Atatürk doğru bir örnek mi?

Başkanlık sistemi’yle ilgili eleştirilere cevap verirken, bir bakan, “Atatürk ve İnönü de dönemlerinde devleti fiilen başkan gibi yönetmiştir” dedi; birkaç yerde tekrarladığı bu tespitini herhalde sizler de işitmişsinizdir.

CHP lideri Kemal Kılıçdaroğlu ise, her gün lâf yetiştirme ihtiyacı duyduğu Başbakan Tayyip Erdoğan’a, “Hadi Atatürk’ten korkmuyorsun, bari Allah’tan kork” diye hitap etti önceki gün...

Aynı gün, Genelkurmay Başkanlığı da, internet sitesine koyduğu bir notla, Atatürk’ün boyunun 1.74, ayakkabı numarasının 42 olduğunu duyurmuştu.

Siz ne derseniz deyin, ben bu ‘Atatürk’ referanslarını doğru bulmuyorum.

Henüz ‘Atatürk’ soyadını almadığı ‘Osmanlı subayı’ olduğu günlerde de Cumhuriyet sonrasında da önemli biriydi Mustafa Kemal Atatürk; buna hiç kuşku yok. Bir hedefi, o hedefe ulaşmak için belirlediği bir yöntemi ve hedefe eriştiğinde uygulamak üzere bir projesi olduğunu da biliyoruz.

20. yüzyılın ilk 40 yılına kalıcı bir damga vurdu.

Atatürk’ün gücü elinde tuttuğu günlerde yaptıkları ve yapamadıkları yaşadığı dönemin global şartlarıyla yakından ilişkilidir: Dinin geri plana itildiği, etnik milliyetçiliğin yükselişte olduğu, tek-adam yönetimlerinin garip karşılanmadığı, demokrasiye elde edilemez bir ütopya gözüyle bakılan bir dönemdi o. ‘Kahramanlar çağı’ denilebilecek bir dönem...

Bugün öyle mi ya? Demokrasinin evrensel standart haline dönüştüğü, ırkçılığın lânetlendiği, kılık-kıyafet değiştirircesine hükümetlerin birinin gelip diğerinin gittiği bir dünyada yaşıyoruz. Pozitivizm karşısında meydanı terk etmesi beklenen din insanlar için yeniden önem taşımaya başladı. Yönetimlerde, merkez, bazı yetkilerini çevreye devrediyor ve ‘yerinden yönetim’ modeli giderek yaygınlaşıyor.

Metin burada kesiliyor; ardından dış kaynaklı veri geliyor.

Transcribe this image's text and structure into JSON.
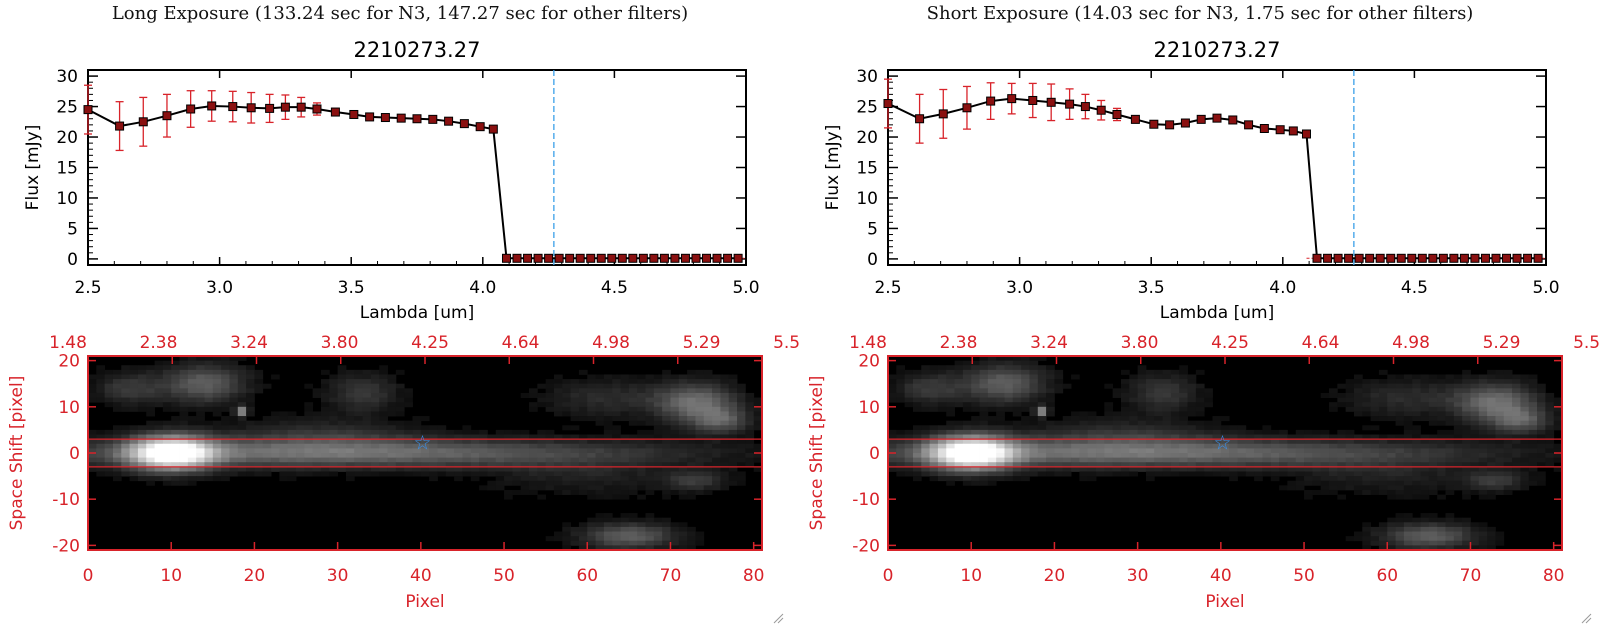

Her ortam kendine uygun siyaset adamları çıkarır; bugün dünyanın dört bir tarafında ‘karizması’ bulunmayan, meşruiyetini ‘kahramanlık’tan almayan, ‘sıradan’ sayılabilecek siyaset figürleri iş başında ve kitleler bundan hiç mutsuz görünmüyor.

George W. Bush’un zorladığı ‘fetihçi yaklaşım’ın başarısızlığı sonrasında, ABD de, artık gücün paylaşılmadığı  ‘başkanlık sistemi’ uygulamasından hızla uzaklaşıp daha paylaşımcı bir anlayışa doğru evriliyor. Bush ve çevresindekiler, ABD’yi dünyayı yönetecek bir ‘çağdaş Roma’ olarak dizayn etme sevdasındaydı; bugünkü ABD ‘sıradan’ bir lider elinde ‘sıradanlaşan’ bir ülkeye dönüştü.

Fena da olmadı doğrusu...

Dünyada böyle bir gelişme yaşanırken az sayıdaki istisnalardan biri bizim ülkemiz: ‘Karizmatik’ bir lideri var ve bu yüzden de yetkilerin çevreyle paylaşıldığı günümüz global ortamında, ‘başkanlık sistemi’ arayışı Türkiye’de ilgi çekebiliyor. Ancak bu, arayışın, ‘anakronik’ olduğu gerçeğini değiştirmiyor. Tayyip Erdoğan siyasette varoldukça ‘başkanlık sistemi’ bizde işe yarayabilir; ancak ‘sıradan’ siyaset kadrosuyla ‘başkanlık sistemi’ yürütülemez; özellikle de günümüz şartlarında...

Mustafa Kemal Atatürk’ü günümüz için ‘örnek’ veya ‘korku unsuru’ olarak sunmak yerine, doğru olan, bugünün ortamını doğru değerlendirip yarının muhtemel özellikleri üzerinde mutabakat arayışına girişmektir. Siyaset düne takılıp kalınarak değil, yarını gözeterek yapılan bir uğraş alanıdır.

Tartışmaya karşı mıyım, asla, yanlış tartışmaya karşıyım.